Несколько капель драгоценной мирры на одну ступню, столько же на другую…
— Божественная, — застонал Бомарше, когда тонкие сильные пальцы танцовщицы прошлись по чувствительным точкам подошвы, размяли пятку… и вдруг начали совершать странные движения, будто впиваясь маленькими буравчиками. Каждый такой нажим посылал горячую волну выше, до колен, до бёдер, ещё выше, отзываясь в животе, в груди, простреливая горячими приятными волнами до самой макушки. Ирис всегда хорошо училась. И уроки мастера Али пошли ей впрок.

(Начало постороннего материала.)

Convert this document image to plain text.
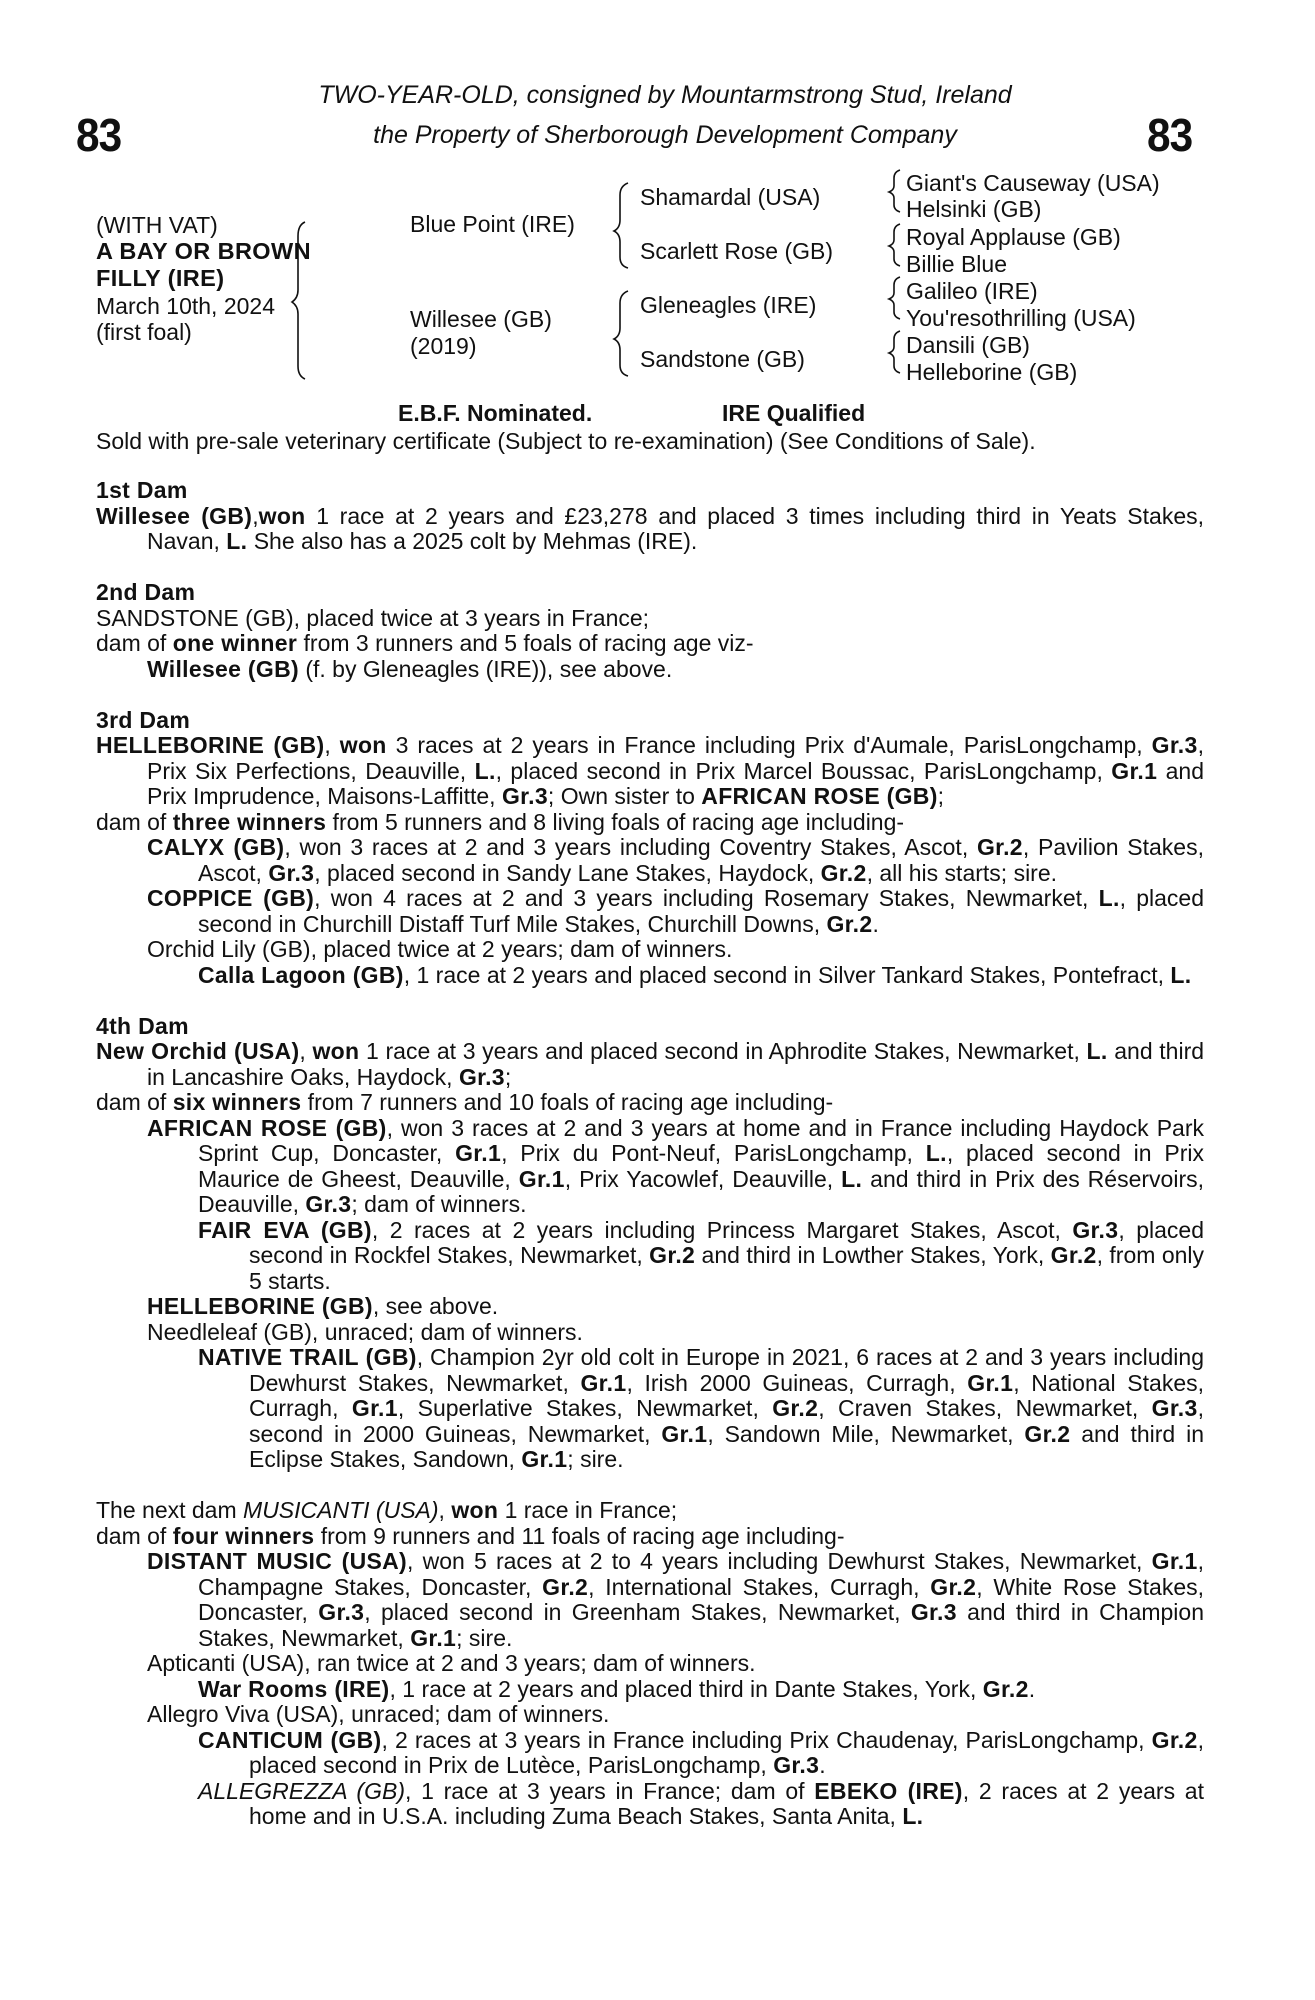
83	83
TWO-YEAR-OLD, consigned by Mountarmstrong Stud, Ireland
the Property of Sherborough Development Company
(WITH VAT)
A BAY OR BROWN
FILLY (IRE)
March 10th, 2024
(first foal)
Blue Point (IRE)
Willesee (GB)
(2019)
Shamardal (USA)
Scarlett Rose (GB)
Gleneagles (IRE)
Sandstone (GB)
Giant's Causeway (USA)
Helsinki (GB)
Royal Applause (GB)
Billie Blue
Galileo (IRE)
You'resothrilling (USA)
Dansili (GB)
Helleborine (GB)
E.B.F. Nominated.	IRE Qualified
Sold with pre-sale veterinary certificate (Subject to re-examination) (See Conditions of Sale).
1st Dam
Willesee (GB),won 1 race at 2 years and £23,278 and placed 3 times including third in Yeats Stakes, Navan, L. She also has a 2025 colt by Mehmas (IRE).
2nd Dam
SANDSTONE (GB), placed twice at 3 years in France;
dam of one winner from 3 runners and 5 foals of racing age viz-
Willesee (GB) (f. by Gleneagles (IRE)), see above.
3rd Dam
HELLEBORINE (GB), won 3 races at 2 years in France including Prix d'Aumale, ParisLongchamp, Gr.3, Prix Six Perfections, Deauville, L., placed second in Prix Marcel Boussac, ParisLongchamp, Gr.1 and Prix Imprudence, Maisons-Laffitte, Gr.3; Own sister to AFRICAN ROSE (GB);
dam of three winners from 5 runners and 8 living foals of racing age including-
CALYX (GB), won 3 races at 2 and 3 years including Coventry Stakes, Ascot, Gr.2, Pavilion Stakes, Ascot, Gr.3, placed second in Sandy Lane Stakes, Haydock, Gr.2, all his starts; sire.
COPPICE (GB), won 4 races at 2 and 3 years including Rosemary Stakes, Newmarket, L., placed second in Churchill Distaff Turf Mile Stakes, Churchill Downs, Gr.2.
Orchid Lily (GB), placed twice at 2 years; dam of winners.
Calla Lagoon (GB), 1 race at 2 years and placed second in Silver Tankard Stakes, Pontefract, L.
4th Dam
New Orchid (USA), won 1 race at 3 years and placed second in Aphrodite Stakes, Newmarket, L. and third in Lancashire Oaks, Haydock, Gr.3;
dam of six winners from 7 runners and 10 foals of racing age including-
AFRICAN ROSE (GB), won 3 races at 2 and 3 years at home and in France including Haydock Park Sprint Cup, Doncaster, Gr.1, Prix du Pont-Neuf, ParisLongchamp, L., placed second in Prix Maurice de Gheest, Deauville, Gr.1, Prix Yacowlef, Deauville, L. and third in Prix des Réservoirs, Deauville, Gr.3; dam of winners.
FAIR EVA (GB), 2 races at 2 years including Princess Margaret Stakes, Ascot, Gr.3, placed second in Rockfel Stakes, Newmarket, Gr.2 and third in Lowther Stakes, York, Gr.2, from only 5 starts.
HELLEBORINE (GB), see above.
Needleleaf (GB), unraced; dam of winners.
NATIVE TRAIL (GB), Champion 2yr old colt in Europe in 2021, 6 races at 2 and 3 years including Dewhurst Stakes, Newmarket, Gr.1, Irish 2000 Guineas, Curragh, Gr.1, National Stakes, Curragh, Gr.1, Superlative Stakes, Newmarket, Gr.2, Craven Stakes, Newmarket, Gr.3, second in 2000 Guineas, Newmarket, Gr.1, Sandown Mile, Newmarket, Gr.2 and third in Eclipse Stakes, Sandown, Gr.1; sire.
The next dam MUSICANTI (USA), won 1 race in France;
dam of four winners from 9 runners and 11 foals of racing age including-
DISTANT MUSIC (USA), won 5 races at 2 to 4 years including Dewhurst Stakes, Newmarket, Gr.1, Champagne Stakes, Doncaster, Gr.2, International Stakes, Curragh, Gr.2, White Rose Stakes, Doncaster, Gr.3, placed second in Greenham Stakes, Newmarket, Gr.3 and third in Champion Stakes, Newmarket, Gr.1; sire.
Apticanti (USA), ran twice at 2 and 3 years; dam of winners.
War Rooms (IRE), 1 race at 2 years and placed third in Dante Stakes, York, Gr.2.
Allegro Viva (USA), unraced; dam of winners.
CANTICUM (GB), 2 races at 3 years in France including Prix Chaudenay, ParisLongchamp, Gr.2, placed second in Prix de Lutèce, ParisLongchamp, Gr.3.
ALLEGREZZA (GB), 1 race at 3 years in France; dam of EBEKO (IRE), 2 races at 2 years at home and in U.S.A. including Zuma Beach Stakes, Santa Anita, L.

Бомарше стиснул зубы. «Довольно!» — хотелось ему выкрикнуть, ибо, в самом же деле, не святой он, чтобы удержаться от самого что ни на есть соблазнения. Что творит эта рыжая чертовка, эта скромница? Но внезапно характер движений сменился. «Буравчикам» на смену пришло ласковое поглаживание, и, мало-помалу, естественное возбуждение отхлынуло, на смену ему пришли расслабленность и покой, покой и безмятежность, безмятежность и дрёма…
Уже не открывая глаз, он похлопал ладонью рядом с собой.

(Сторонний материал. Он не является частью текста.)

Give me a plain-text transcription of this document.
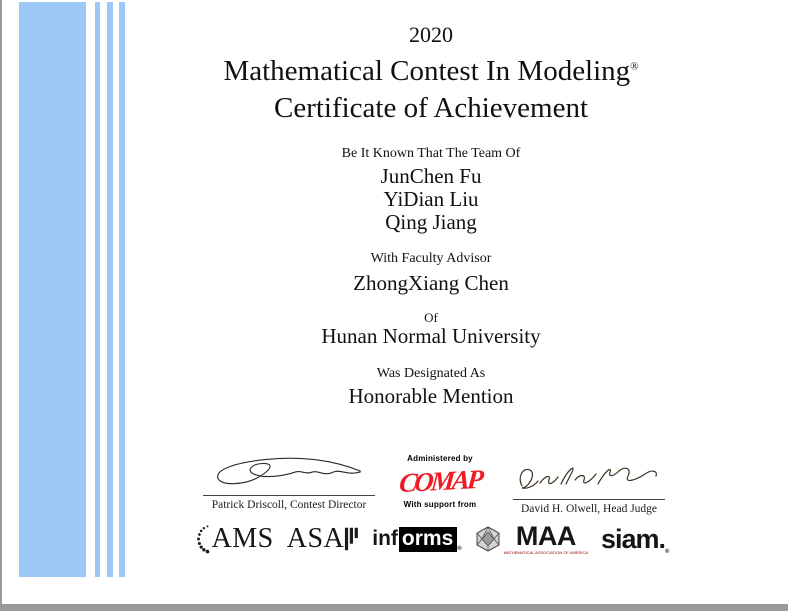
2020
Mathematical Contest In Modeling®
Certificate of Achievement
Be It Known That The Team Of
JunChen Fu
YiDian Liu
Qing Jiang
With Faculty Advisor
ZhongXiang Chen
Of
Hunan Normal University
Was Designated As
Honorable Mention
Patrick Driscoll, Contest Director
Administered by
COMAP
With support from	David H. Olwell, Head Judge
AMS ASA inf orms ® MAA
MATHEMATICAL ASSOCIATION OF AMERICA siam. ®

— Ещё немного, девочка, и хва…тит… Когда засну — ложись рядом. Лучше будет, если утром нас увидят вместе. И… спасибо…
— Спа-асибо, го-осподин, — успел он услышать в ответ. — А-август… Сла-адких снов…

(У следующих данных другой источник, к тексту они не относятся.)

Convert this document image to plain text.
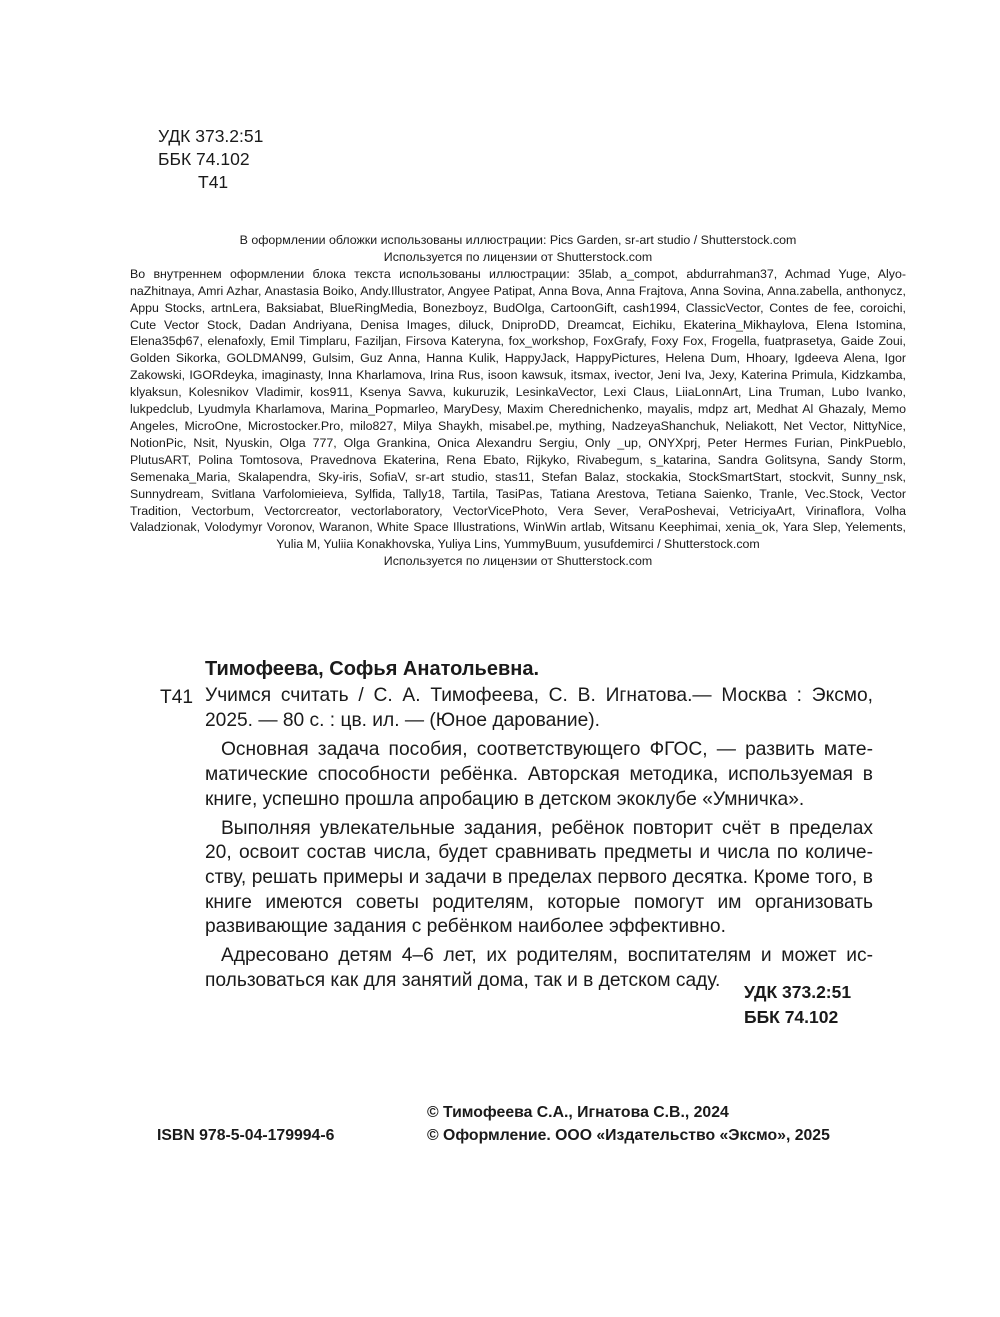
УДК 373.2:51
ББК 74.102
Т41

В оформлении обложки использованы иллюстрации: Pics Garden, sr-art studio / Shutterstock.com

Используется по лицензии от Shutterstock.com

Во внутреннем оформлении блока текста использованы иллюстрации: 35lab, a_compot, abdurrahman37, Achmad Yuge, AlyonaZhitnaya, Amri Azhar, Anastasia Boiko, Andy.Illustrator, Angyee Patipat, Anna Bova, Anna Frajtova, Anna Sovina, Anna.zabella, anthonycz, Appu Stocks, artnLera, Baksiabat, BlueRingMedia, Bonezboyz, BudOlga, CartoonGift, cash1994, ClassicVector, Contes de fee, coroichi, Cute Vector Stock, Dadan Andriyana, Denisa Images, diluck, DniproDD, Dreamcat, Eichiku, Ekaterina_Mikhaylova, Elena Istomina, Elena35ф67, elenafoxly, Emil Timplaru, Faziljan, Firsova Kateryna, fox_workshop, FoxGrafy, Foxy Fox, Frogella, fuatprasetya, Gaide Zoui, Golden Sikorka, GOLDMAN99, Gulsim, Guz Anna, Hanna Kulik, HappyJack, HappyPictures, Helena Dum, Hhoary, Igdeeva Alena, Igor Zakowski, IGORdeyka, imaginasty, Inna Kharlamova, Irina Rus, isoon kawsuk, itsmax, ivector, Jeni Iva, Jexy, Katerina Primula, Kidzkamba, klyaksun, Kolesnikov Vladimir, kos911, Ksenya Savva, kukuruzik, LesinkaVector, Lexi Claus, LiiaLonnArt, Lina Truman, Lubo Ivanko, lukpedclub, Lyudmyla Kharlamova, Marina_Popmarleo, MaryDesy, Maxim Cherednichenko, mayalis, mdpz art, Medhat Al Ghazaly, Memo Angeles, MicroOne, Microstocker.Pro, milo827, Milya Shaykh, misabel.pe, mything, NadzeyaShanchuk, Neliakott, Net Vector, NittyNice, NotionPic, Nsit, Nyuskin, Olga 777, Olga Grankina, Onica Alexandru Sergiu, Only _up, ONYXprj, Peter Hermes Furian, PinkPueblo, PlutusART, Polina Tomtosova, Pravednova Ekaterina, Rena Ebato, Rijkyko, Rivabegum, s_katarina, Sandra Golitsyna, Sandy Storm, Semenaka_Maria, Skalapendra, Sky-iris, SofiaV, sr-art studio, stas11, Stefan Balaz, stockakia, StockSmartStart, stockvit, Sunny_nsk, Sunnydream, Svitlana Varfolomieieva, Sylfida, Tally18, Tartila, TasiPas, Tatiana Arestova, Tetiana Saienko, Tranle, Vec.Stock, Vector Tradition, Vectorbum, Vectorcreator, vectorlaboratory, VectorVicePhoto, Vera Sever, VeraPoshevai, VetriciyaArt, Virinaflora, Volha Valadzionak, Volodymyr Voronov, Waranon, White Space Illustrations, WinWin artlab, Witsanu Keephimai, xenia_ok, Yara Slep, Yelements, Yulia M, Yuliia Konakhovska, Yuliya Lins, YummyBuum, yusufdemirci / Shutterstock.com

Используется по лицензии от Shutterstock.com

Тимофеева, Софья Анатольевна.
Т41 Учимся считать / С. А. Тимофеева, С. В. Игнатова.— Москва : Эксмо, 2025. — 80 с. : цв. ил. — (Юное дарование).

Основная задача пособия, соответствующего ФГОС, — развить математические способности ребёнка. Авторская методика, используемая в книге, успешно прошла апробацию в детском экоклубе «Умничка».

Выполняя увлекательные задания, ребёнок повторит счёт в пределах 20, освоит состав числа, будет сравнивать предметы и числа по количеству, решать примеры и задачи в пределах первого десятка. Кроме того, в книге имеются советы родителям, которые помогут им организовать развивающие задания с ребёнком наиболее эффективно.

Адресовано детям 4–6 лет, их родителям, воспитателям и может использоваться как для занятий дома, так и в детском саду.

УДК 373.2:51
ББК 74.102
© Тимофеева С.А., Игнатова С.В., 2024
© Оформление. ООО «Издательство «Эксмо», 2025
ISBN 978-5-04-179994-6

В кои-то веки Нуха-ханум, она же Злыдня, прекрасно осведомленная о своём прозвище, она же Главная смотрительница и наставница гарема, была довольна. Подаренные франкским послам девы угодили, это считывалось по всему: и по сияющей, словно маслом намазанной, роже Главного евнуха, и по сдержанному торжеству и затаённым улыбкам самих пери, вернувшихся с хальвета — «праздника уединения»… Конечно, вернувшихся, ведь, по устоявшейся традиции, прежде чем окончательно отдать их новым хозяевам или наказать за возможное нерадение, нужно было удостовериться, насколько «подарки» усладили упрямых франков. О, Нуха умела читать и по губам, и по глазам, и по жестам, практически незаметным для неопытного глаза, и для того, чтобы отличить правду от лжи, узреть истинное удовольствие, полученное от ночи любви, либо ужас перед страшной трубой в Босфор, ей не нужно было обладать оком правдовидения, она и без него поняла, что все до единого послы остались довольны. Иначе уже сейчас кто-нибудь из провинившихся дев сдавленно рыдал бы, либо трясся в углу паланкина…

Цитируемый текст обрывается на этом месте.